Media reported that Aquino had named veteran banker Cesar Zalamea and Philippine-Chinese business leader Domingo Lee as "special envoys" to China. Servigon said it was a positive step toward resolving the dispute on the South China Sea.

Del Rosario said on Wednesday that he hoped a breakthrough would soon end the dispute so the two countries could resume normal relations.

Foreign Ministry spokesman Hong Lei later called for clear and consistent diplomatic solutions from the Philippines to the current situation.

Tensions in the South China Sea escalated on April 10 when a Philippine warship harassed 12 Chinese fishing vessels that had sailed near the island to seek shelter from inclement weather.

A two-and-a-half-month fishing ban began at noon on Wednesday in most parts of the South China Sea as part of ongoing efforts to rehabilitate the area's marine resources.

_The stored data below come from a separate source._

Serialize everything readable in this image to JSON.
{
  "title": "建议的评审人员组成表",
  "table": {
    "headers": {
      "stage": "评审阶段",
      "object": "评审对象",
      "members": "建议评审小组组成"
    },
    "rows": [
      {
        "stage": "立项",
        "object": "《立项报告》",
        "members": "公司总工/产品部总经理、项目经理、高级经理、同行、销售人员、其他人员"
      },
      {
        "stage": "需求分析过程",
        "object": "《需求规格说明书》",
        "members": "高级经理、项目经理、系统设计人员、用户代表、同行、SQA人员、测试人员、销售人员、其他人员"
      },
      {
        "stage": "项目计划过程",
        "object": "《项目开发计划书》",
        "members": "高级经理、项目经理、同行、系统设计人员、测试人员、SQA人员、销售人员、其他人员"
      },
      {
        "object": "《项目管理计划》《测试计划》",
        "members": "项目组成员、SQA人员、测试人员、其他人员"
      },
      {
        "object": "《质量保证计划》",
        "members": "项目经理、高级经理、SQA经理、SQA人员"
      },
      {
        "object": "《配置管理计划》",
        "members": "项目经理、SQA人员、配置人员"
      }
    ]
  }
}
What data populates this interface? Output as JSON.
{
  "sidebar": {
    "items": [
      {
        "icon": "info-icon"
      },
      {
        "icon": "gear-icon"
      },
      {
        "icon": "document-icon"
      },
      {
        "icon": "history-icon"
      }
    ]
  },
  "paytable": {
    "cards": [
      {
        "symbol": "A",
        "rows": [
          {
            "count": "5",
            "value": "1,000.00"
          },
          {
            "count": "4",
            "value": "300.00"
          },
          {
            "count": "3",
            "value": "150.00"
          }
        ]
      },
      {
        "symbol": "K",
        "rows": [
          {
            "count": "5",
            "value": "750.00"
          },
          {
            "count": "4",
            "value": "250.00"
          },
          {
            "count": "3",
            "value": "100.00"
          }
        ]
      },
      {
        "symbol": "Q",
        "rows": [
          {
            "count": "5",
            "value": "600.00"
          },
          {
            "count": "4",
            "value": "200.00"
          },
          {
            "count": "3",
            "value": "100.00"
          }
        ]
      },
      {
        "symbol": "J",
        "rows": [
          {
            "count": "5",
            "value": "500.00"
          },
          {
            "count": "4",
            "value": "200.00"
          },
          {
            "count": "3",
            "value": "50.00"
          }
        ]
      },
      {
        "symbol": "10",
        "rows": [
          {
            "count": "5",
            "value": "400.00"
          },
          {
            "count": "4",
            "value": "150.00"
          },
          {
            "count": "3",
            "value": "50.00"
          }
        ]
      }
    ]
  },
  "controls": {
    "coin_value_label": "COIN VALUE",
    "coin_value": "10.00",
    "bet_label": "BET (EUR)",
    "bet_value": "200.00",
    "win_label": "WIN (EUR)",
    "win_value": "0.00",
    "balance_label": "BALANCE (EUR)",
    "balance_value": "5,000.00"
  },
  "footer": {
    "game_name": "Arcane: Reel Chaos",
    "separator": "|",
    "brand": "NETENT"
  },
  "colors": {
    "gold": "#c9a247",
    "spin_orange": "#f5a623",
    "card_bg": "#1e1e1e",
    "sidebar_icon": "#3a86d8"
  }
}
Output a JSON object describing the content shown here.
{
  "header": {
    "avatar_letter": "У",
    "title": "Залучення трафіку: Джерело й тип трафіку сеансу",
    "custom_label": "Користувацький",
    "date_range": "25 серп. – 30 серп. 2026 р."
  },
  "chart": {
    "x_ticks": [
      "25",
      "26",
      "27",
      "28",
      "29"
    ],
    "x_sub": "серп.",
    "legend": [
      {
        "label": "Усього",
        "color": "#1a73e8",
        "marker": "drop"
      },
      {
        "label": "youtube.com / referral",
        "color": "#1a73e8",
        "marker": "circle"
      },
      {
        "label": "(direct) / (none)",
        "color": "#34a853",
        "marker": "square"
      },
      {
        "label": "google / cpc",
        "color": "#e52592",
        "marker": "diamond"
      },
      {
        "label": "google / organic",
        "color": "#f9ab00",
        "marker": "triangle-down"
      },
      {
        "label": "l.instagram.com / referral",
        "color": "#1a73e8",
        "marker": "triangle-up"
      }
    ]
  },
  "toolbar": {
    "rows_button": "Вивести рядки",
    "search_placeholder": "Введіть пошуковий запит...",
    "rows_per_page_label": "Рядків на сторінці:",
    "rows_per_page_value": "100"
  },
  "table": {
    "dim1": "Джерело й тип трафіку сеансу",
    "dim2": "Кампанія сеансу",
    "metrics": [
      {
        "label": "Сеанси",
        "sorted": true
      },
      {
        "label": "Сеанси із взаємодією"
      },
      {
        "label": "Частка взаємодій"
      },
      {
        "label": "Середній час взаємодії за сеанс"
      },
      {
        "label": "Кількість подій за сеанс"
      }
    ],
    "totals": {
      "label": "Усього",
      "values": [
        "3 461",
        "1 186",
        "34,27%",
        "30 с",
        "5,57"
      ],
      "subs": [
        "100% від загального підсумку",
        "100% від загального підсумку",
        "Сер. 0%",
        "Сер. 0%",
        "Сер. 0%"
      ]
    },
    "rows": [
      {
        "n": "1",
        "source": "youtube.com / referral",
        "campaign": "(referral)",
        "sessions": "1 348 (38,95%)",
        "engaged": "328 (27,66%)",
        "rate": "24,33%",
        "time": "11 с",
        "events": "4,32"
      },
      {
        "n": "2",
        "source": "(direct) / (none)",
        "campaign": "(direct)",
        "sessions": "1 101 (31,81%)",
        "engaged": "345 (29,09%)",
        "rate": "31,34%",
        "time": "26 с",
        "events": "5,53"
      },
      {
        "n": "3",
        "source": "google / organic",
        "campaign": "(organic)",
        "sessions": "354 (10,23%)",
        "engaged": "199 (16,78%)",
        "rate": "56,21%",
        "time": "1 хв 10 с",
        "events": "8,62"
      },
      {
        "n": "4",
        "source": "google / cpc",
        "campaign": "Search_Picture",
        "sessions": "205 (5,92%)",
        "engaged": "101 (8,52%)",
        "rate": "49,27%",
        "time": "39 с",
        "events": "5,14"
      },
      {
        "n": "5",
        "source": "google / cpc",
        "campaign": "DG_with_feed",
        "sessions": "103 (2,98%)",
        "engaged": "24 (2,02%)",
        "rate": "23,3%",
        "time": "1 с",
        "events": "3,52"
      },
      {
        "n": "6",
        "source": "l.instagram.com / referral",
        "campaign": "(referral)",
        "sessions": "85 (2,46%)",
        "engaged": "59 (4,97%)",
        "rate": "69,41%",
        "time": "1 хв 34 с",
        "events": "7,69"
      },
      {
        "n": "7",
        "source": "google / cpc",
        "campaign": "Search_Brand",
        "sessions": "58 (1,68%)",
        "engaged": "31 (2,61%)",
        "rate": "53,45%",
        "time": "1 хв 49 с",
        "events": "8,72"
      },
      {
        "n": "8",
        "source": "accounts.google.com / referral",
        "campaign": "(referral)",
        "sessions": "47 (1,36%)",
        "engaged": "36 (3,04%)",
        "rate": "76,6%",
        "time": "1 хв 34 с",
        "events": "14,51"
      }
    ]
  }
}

The fishing ban also applies to foreign ships.

This fishing ban could be seen as a goodwill gesture from Beijing, and "kick the ball back" to its southeastern neighbor, said Yang Danzhi, an Asian studies researcher at the Chinese Academy of Social Sciences, adding that China maintains the right of sovereignty over the island by sending the fishery patrol ships.

"Now the incident has entered a key period to seek a peaceful solution, and Manila should proceed from its national interests and adopt considerate actions," he said.

The Philippine Basketball Association has invited Yao Ming, the Chinese basketball star, and his Shanghai Sharks to visit the Philippines and play friendly matches, hoping to ease the current tensions.

But Zhang Mingji, a spokesman for Team Yao, said they were still considering the invitation.

Expressing "concern", Russian Federation Ambassador to Manila Nikolay Kudashev told the Manila Bulletin over the weekend that the Russian Federation declared it is against any meddling by nations other than the claimant countries in the South China Sea dispute.

"This is our official position," Kudashev said.

He said Russia is "mindful" of the fact that, like the United States, it is not a party to the dispute between China and the Philippines.

"Otherwise it will sound like we are interfering in the internal affairs (of the claimant countries)," he said.

This is the first time that a Russian government official has spoken directly about the ongoing standoff in the South China Sea.